The incidents narrated arise mainly out of three events, which chanced to
range themselves in the order and at or about the intervals of time here given,
in the real history of the town called Casterbridge and the neighbouring country.
They were the sale of a wife by her husband, the uncertain harvests which
immediately preceded the repeal of the Corn Laws, and the visit of a Royal
personage to the aforesaid part of England.
The present edition of the volume, like the previous one, contains nearly
a chapter which did not at first appear in any English copy, though it was
printed in the serial issue of the tale, and in the American edition. The
restoration was made at the instance of some good judges across the Atlantic,
who strongly represented that the home edition suffered from the omission.

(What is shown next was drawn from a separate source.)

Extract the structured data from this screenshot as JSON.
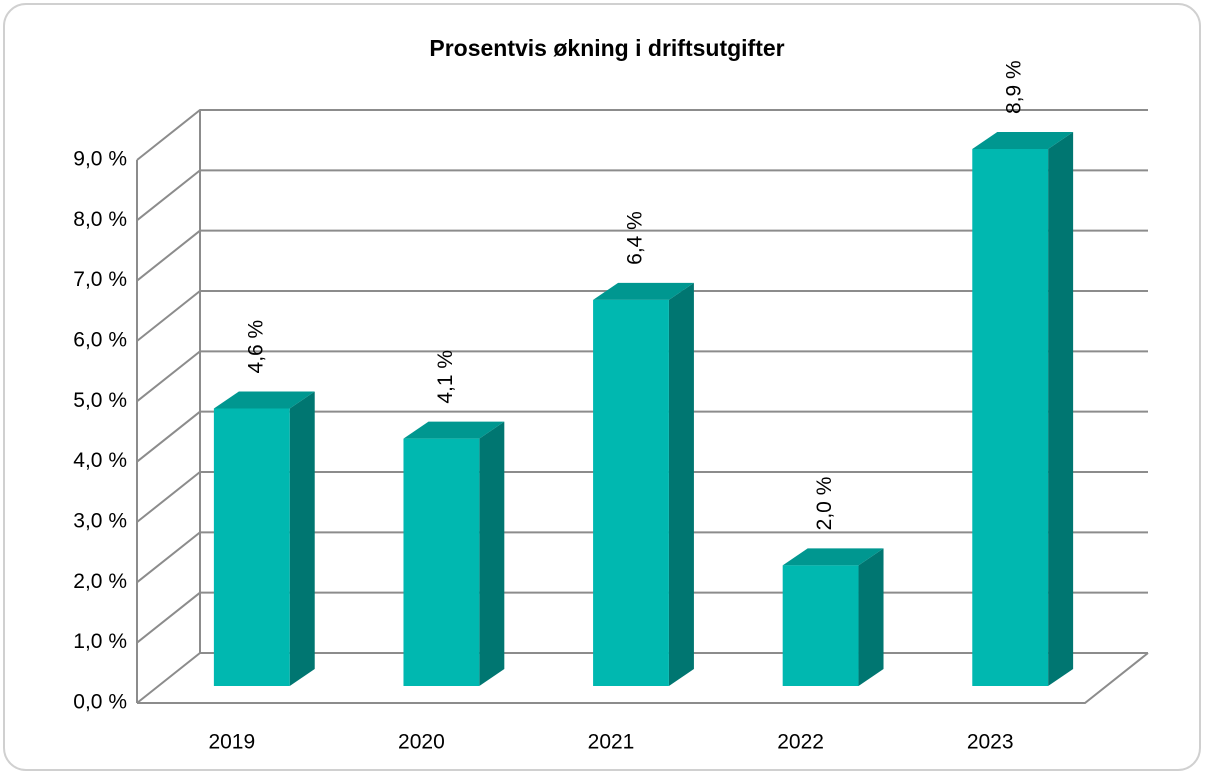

Some shorter passages and names, omitted or altered for reasons which no longer
exist, in the original printing of both English and American editions, have
also been replaced or inserted.
The story is more particularly a study of one man's deeds and character than,
perhaps, any other of those included in my Exhibition of Wessex life. Objections
have been raised to the Scotch language of Mr. Farfrae, the second character;
and one of his fellow-countrymen went so far as to declare that men beyond
the Tweed did not and never could say "warrld," "cannet,"
"advairrtisment," and so on. As this gentleman's pronunciation in
correcting me seemed to my Southron ear an exact repetition what my spelling
implied, I was not struck with the truth of his remark, and somehow we did
not get any forwarder in the matter. It must be remembered that the Scotchman
of the tale is represented not as he would appear to other Scotchmen, but
as he would appear to people of outer regions. Moreover, no attempt is made
herein to reproduce his entire pronunciation phonetically, any more than that
of the Wessex speakers. I should add, however, that this new edition of the
book has had the advantage of a critical overlooking by a professor of the
tongue in questionone of undoubted authority:in fact he is a gentleman
who adopted it for urgent personal reasons in the first year of his existence.

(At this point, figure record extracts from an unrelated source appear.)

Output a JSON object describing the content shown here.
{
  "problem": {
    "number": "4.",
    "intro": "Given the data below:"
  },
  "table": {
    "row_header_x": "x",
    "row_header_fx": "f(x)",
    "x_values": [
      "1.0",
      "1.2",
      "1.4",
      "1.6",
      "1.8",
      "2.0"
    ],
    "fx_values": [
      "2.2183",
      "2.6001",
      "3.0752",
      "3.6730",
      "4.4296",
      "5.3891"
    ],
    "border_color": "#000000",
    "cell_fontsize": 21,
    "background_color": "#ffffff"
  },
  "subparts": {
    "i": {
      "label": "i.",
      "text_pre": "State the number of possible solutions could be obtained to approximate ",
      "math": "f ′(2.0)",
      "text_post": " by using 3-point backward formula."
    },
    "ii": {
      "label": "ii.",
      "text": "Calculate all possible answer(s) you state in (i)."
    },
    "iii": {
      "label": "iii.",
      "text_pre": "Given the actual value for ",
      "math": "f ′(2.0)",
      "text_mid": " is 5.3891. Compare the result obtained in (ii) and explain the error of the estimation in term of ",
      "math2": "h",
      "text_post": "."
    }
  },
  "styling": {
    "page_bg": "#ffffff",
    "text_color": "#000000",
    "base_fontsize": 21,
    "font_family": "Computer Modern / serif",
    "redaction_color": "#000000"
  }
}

Furthermore, a charming non-Scottish lady, of strict veracity and admitted
penetration, the wife of a well-known Caledonian, came to the writer shortly
after the story was first published, and inquired if Farfrae were not drawn
from her husband, for he seemed to her to be the living portrait of that (doubtless)
happy man. It happened that I had never thought of her husband in constructing
Farfrae. I trust therefore that Farfrae may be allowed to pass, if not as
a Scotchman to Scotchmen, as a Scotchman to Southerners.
The novel was first published complete, in two volumes, in May 1886.
Thomas Hardy February 1895; May 1912.